An International Cocoa Initiative assessed 263 Côte d’Ivoire communities and found a significant increase in child labor in the cocoa industry from July to September 2020 compared to July to September 2019. There was an increase in child labor in Ecuador of more than one-third since the beginning of the pandemic. Egyptian children are being used in cotton cultivation and other agricultural work. In Brazil, in the capital city of Sao Paulo alone, there has been a 26 percent increase in child labor between May and July of 2020.

So, What Can You Do?

  • Encourage responsive policy initiatives from your local and federal governments that will allocate more resources in child development.

  • Speak out on child labour in global supply chains, especially in the lower tier of supply chains.

  • Wealthy nations should provide assistance to poorer nations to offer relief from debt servicing, and debt-ridden countries should allocate these funds to child development initiatives.

  • Sponsor a child’s education through a reputable and accountable charity. It is proven that if a child is in school, their working risks are mitigated. Their health is monitored, and in poorer countries, they get meals at school. More importantly, the child is given an opportunity to receive an education and employable skills to break the shackles of poverty.

  • Become consumers of fair trade products, especially in the consumption of produce. The agricultural sector accounts for the largest share of child labour worldwide, almost 70%. Ethical, fair trade companies will ensure that children are not involved in farming or harvesting.

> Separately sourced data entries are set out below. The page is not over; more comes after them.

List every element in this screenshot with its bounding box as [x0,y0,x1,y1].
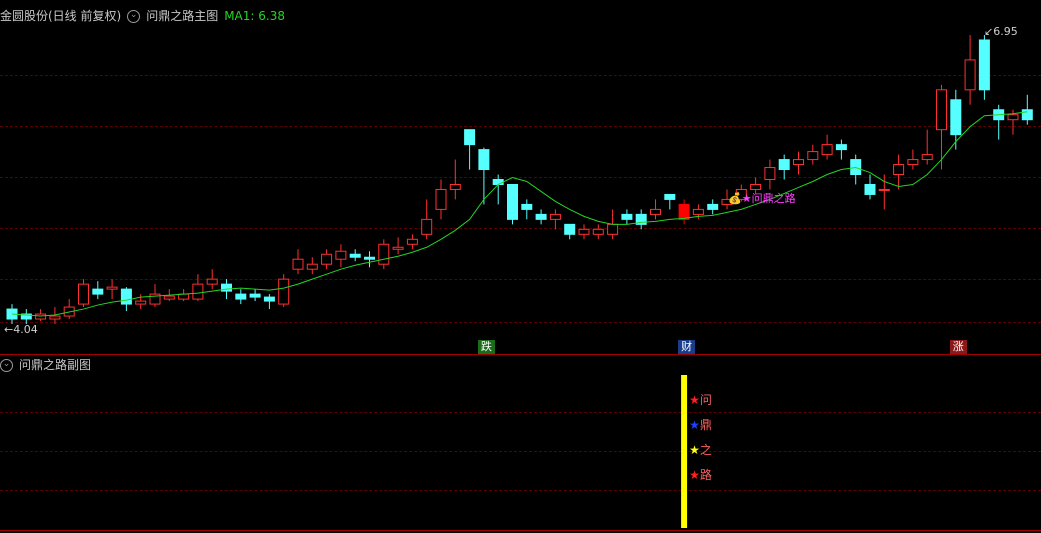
candle-body[interactable] [321,253,333,265]
candle-body[interactable] [449,183,461,190]
candle-body[interactable] [878,188,890,191]
candle-body[interactable] [893,164,905,176]
candle-body[interactable] [1007,114,1019,121]
star-icon: ★ [689,393,700,407]
signal-marker: ★问 [689,393,712,407]
candle-body[interactable] [564,223,576,235]
candle-body[interactable] [163,295,175,300]
star-icon: ★ [689,418,700,432]
candle-body[interactable] [650,208,661,215]
candle-body[interactable] [421,218,433,235]
candle-body[interactable] [364,256,375,260]
signal-marker: ★之 [689,443,712,457]
candle-body[interactable] [907,159,919,166]
candle-body[interactable] [978,39,990,91]
candle-body[interactable] [678,203,690,220]
candle-body[interactable] [120,288,132,305]
candle-body[interactable] [521,203,533,210]
candle-body[interactable] [178,293,190,300]
event-tag[interactable]: 跌 [477,340,495,354]
candle-body[interactable] [793,159,804,166]
candle-body[interactable] [621,213,633,220]
candle-body[interactable] [592,228,604,235]
candle-body[interactable] [92,288,104,295]
candle-body[interactable] [492,179,504,185]
candle-body[interactable] [478,149,490,171]
candlestick-chart[interactable] [0,0,1041,533]
event-tag[interactable]: 涨 [949,340,967,354]
candle-body[interactable] [206,278,218,285]
signal-marker: ★路 [689,468,712,482]
candle-body[interactable] [578,228,590,235]
candle-body[interactable] [306,263,318,270]
signal-marker-char: 之 [699,443,712,457]
candle-body[interactable] [921,154,933,161]
star-icon: ★ [689,443,700,457]
candle-body[interactable] [864,183,876,195]
candle-body[interactable] [278,278,290,305]
candle-body[interactable] [349,253,361,258]
candle-body[interactable] [750,183,762,190]
candle-body[interactable] [263,296,275,302]
candle-body[interactable] [936,89,947,131]
star-icon: ★ [689,468,700,482]
candle-body[interactable] [135,300,147,305]
ma-line [11,111,1028,317]
candle-body[interactable] [807,151,819,161]
candle-body[interactable] [764,167,776,181]
signal-label: 💰★问鼎之路 [728,192,796,205]
candle-body[interactable] [464,129,476,146]
candle-body[interactable] [78,283,89,305]
candle-body[interactable] [1021,109,1033,121]
candle-body[interactable] [192,283,204,300]
candle-body[interactable] [378,243,390,265]
candle-body[interactable] [406,238,418,245]
candle-body[interactable] [664,193,676,200]
candle-body[interactable] [535,213,547,220]
candle-body[interactable] [249,293,261,298]
signal-bar [681,375,688,528]
candle-body[interactable] [835,144,847,151]
candle-body[interactable] [778,159,790,171]
candle-body[interactable] [292,258,304,270]
candle-body[interactable] [821,144,833,156]
signal-marker: ★鼎 [689,418,712,432]
candle-body[interactable] [964,59,976,91]
signal-marker-char: 路 [699,468,712,482]
low-price-label: ←4.04 [4,323,38,336]
candle-body[interactable] [435,188,447,210]
candle-body[interactable] [335,250,347,260]
candle-body[interactable] [49,315,61,320]
candle-body[interactable] [507,183,518,220]
signal-marker-char: 问 [699,393,712,407]
candle-body[interactable] [106,286,118,290]
event-tag[interactable]: 财 [678,340,696,354]
candle-body[interactable] [692,208,704,215]
candle-body[interactable] [950,99,962,136]
candle-body[interactable] [235,293,247,300]
signal-marker-char: 鼎 [699,418,712,432]
candle-body[interactable] [707,203,719,210]
candle-body[interactable] [392,246,404,250]
candle-body[interactable] [607,223,619,235]
candle-body[interactable] [549,213,561,220]
high-price-label: ↙6.95 [984,25,1018,38]
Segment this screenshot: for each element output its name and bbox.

  • Stop children from being engaged in domestic work. Some 7.1 million children are in this category. Sadly, this is socially accepted in some countries, but it is cruel exploitation of children who deserve the right to education, health, and enjoying their childhood.

Without accelerated action, the world will not be able to eradicate child labour as envisioned in the United Nations Sustainable Development Goals Target 8.7

SDG Target 8.7:
Take immediate and effective measures to eradicate forced labour, end modern slavery and human trafficking, and secure the prohibition and elimination of the worst forms of child labour, including the recruitment and use of child soldiers, and by 2025 end child labour in all its forms.

Our Response at YouCanFreeUs

We have a staff team dedicated to rescuing and fighting forced child labour. Thank you to all of you who partner with us to give the children of the world a chance.